Je rencontre au quotidien deux types de pigeons. D'une part, nous avons le pigeon ramier, ce gros volatile gris avec deux tâches blanches sur le cou, assez propre sur lui et, chose a priori anodine, migrateur. D'autre part, il y a le pigeon vulgaire tel qu'on le croise dans les rues de ma ville, reconnaissable au fait qu'il y réside toute l'année...malheureusement diraient certains. Peut être y en a-t-il d'autres que je n'ai pas encore remarqué mais pour le moment, ce sont les seuls sous-genres de pigeons que je connaisse. Leurs points communs? Ils oscillent tous deux bêtement de la tête en marchant, se laissent volontiers nourrir par les humains, refusent de s'envoler alors même qu'on les menace d'un coup de pied en pleine pomme, s'autorisent une petite séance de bronzette sur les pelouses lorsque le temps le permet. Leurs différences? L'un est un oiseau ordinaire qui ne tardera pas à rejoindre des terres plus ensoleillées et accueillantes, l'autre est un rat volant, un parasite qui polluent les monuments, les trottoirs, les statues et véhiculent des tas de microbes! Enfin, ce dernier se distingue de son congénère par ses doigts régulièrement manquant, ce qui est d'ailleurs loin d'émouvoir les citadins qui le fréquentent (bande de sans-cœurs). Lesquels, au mieux les nourrissent, les observent ou encore les évitent scrupuleusement, au pire, les empoisonnent, les mutilent ou font installer sur leurs fenêtres des piques, convaincus, ces grands naïfs, que les pigeons, terrifiés et meurtris, prendront leurs clics et leurs clacs et quitteront la ville illico.

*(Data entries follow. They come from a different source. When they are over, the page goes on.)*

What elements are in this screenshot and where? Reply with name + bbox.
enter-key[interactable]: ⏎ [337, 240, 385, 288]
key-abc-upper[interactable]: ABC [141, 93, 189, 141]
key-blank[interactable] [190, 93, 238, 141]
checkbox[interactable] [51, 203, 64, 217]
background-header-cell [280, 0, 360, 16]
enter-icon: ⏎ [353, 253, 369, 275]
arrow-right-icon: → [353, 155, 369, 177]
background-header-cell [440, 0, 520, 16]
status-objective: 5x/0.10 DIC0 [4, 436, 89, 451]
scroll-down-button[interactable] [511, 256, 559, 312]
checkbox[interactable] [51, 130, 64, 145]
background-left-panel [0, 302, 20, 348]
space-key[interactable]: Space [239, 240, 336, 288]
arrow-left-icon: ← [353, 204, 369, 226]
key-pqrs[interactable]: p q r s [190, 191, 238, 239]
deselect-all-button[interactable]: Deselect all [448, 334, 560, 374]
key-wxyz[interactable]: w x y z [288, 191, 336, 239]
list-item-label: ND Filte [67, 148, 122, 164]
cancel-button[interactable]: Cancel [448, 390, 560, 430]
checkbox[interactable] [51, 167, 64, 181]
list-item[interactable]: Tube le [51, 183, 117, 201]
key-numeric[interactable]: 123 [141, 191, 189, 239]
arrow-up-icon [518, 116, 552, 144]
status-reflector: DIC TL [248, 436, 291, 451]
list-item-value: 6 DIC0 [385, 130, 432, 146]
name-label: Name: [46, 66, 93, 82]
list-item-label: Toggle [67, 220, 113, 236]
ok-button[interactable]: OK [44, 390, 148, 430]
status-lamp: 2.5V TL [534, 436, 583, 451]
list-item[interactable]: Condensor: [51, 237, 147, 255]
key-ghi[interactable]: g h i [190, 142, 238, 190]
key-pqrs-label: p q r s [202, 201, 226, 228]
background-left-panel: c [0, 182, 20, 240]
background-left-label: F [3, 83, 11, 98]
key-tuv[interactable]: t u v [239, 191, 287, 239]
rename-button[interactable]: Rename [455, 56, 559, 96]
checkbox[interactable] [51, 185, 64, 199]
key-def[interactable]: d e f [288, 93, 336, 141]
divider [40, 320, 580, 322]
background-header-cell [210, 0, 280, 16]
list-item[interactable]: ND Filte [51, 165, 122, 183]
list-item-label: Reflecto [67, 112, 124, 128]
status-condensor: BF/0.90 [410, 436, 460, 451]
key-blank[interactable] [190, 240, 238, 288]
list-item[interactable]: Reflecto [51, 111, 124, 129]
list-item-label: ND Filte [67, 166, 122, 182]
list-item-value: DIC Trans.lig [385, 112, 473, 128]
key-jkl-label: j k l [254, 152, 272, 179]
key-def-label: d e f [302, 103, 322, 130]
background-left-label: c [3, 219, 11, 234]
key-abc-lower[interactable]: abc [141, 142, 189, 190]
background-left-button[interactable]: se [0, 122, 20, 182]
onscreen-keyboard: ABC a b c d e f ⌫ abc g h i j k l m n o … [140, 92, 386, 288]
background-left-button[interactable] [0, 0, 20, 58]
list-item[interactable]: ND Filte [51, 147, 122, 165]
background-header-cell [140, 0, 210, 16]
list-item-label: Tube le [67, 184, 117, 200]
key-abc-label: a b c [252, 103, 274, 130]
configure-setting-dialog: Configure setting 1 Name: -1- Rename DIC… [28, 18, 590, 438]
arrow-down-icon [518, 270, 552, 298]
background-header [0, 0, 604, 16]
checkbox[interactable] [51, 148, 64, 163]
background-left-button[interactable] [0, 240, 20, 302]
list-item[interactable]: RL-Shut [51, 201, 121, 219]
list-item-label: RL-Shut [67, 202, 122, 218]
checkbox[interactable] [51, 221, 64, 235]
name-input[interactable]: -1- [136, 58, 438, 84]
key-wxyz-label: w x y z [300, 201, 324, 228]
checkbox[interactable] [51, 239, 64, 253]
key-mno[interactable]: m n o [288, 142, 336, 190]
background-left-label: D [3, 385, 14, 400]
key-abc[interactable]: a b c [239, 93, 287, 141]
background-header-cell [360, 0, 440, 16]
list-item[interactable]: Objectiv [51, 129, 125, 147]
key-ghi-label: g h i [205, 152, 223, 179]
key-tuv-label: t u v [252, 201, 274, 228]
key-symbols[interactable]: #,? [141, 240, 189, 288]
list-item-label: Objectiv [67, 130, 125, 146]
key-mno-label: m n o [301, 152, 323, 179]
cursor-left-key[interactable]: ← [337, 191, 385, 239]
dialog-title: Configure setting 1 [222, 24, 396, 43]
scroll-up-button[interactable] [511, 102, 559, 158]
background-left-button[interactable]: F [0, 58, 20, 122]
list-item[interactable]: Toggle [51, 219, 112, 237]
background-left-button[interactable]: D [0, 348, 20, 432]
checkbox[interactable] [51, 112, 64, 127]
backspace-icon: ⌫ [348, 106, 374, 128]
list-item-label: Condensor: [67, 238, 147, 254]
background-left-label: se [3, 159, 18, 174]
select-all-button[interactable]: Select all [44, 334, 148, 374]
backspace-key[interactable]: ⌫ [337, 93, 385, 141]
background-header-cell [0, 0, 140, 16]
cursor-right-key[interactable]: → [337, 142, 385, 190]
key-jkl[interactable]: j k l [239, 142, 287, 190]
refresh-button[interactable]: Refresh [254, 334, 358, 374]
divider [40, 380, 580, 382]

Ah, évidemment, sur la façon d'exterminer, de repousser, de stériliser les pigeons, beaucoup de choses se murmurent, mais sur l'Incroyable Mystère de leurs Doigts Manquants, pas un mot! Il s'agit pourtant d'un curieux phénomène qu'il nous faudrait éclaircir. Comment un pigeon peut-il devenir quasi-manchot? (haha-haha... rire de circonstances)D'aucuns vous diront que, bêtes comme ils le sont, les pigeons ont généralement tendance à se coincer les pattes dans les essuies-glace des voitures qui les sectionnent net. Mais j'ai, pour ma part, de sérieuses raisons d'en douter.
1- A-t-on déjà vu un pigeon monter sur une voiture? J'ai eu beau en voir partout, je ne me souviens pas d'en avoir vu s'agiter sur un par-brise. Ors, compte tenu du nombre de pigeons handicapés, on devrait en avoir croisés plus d'un.
2- A-t-on déjà rencontré quelqu'un qui se plaignait d'avoir « encore » retrouvé des doigts de pigeons ensanglantés dans ses essuies-glace? Une fois encore, ce devrait être chose courante.
3- A-t-on seulement vu une seule fois des doigts de pigeon se balader sans leur propriétaire?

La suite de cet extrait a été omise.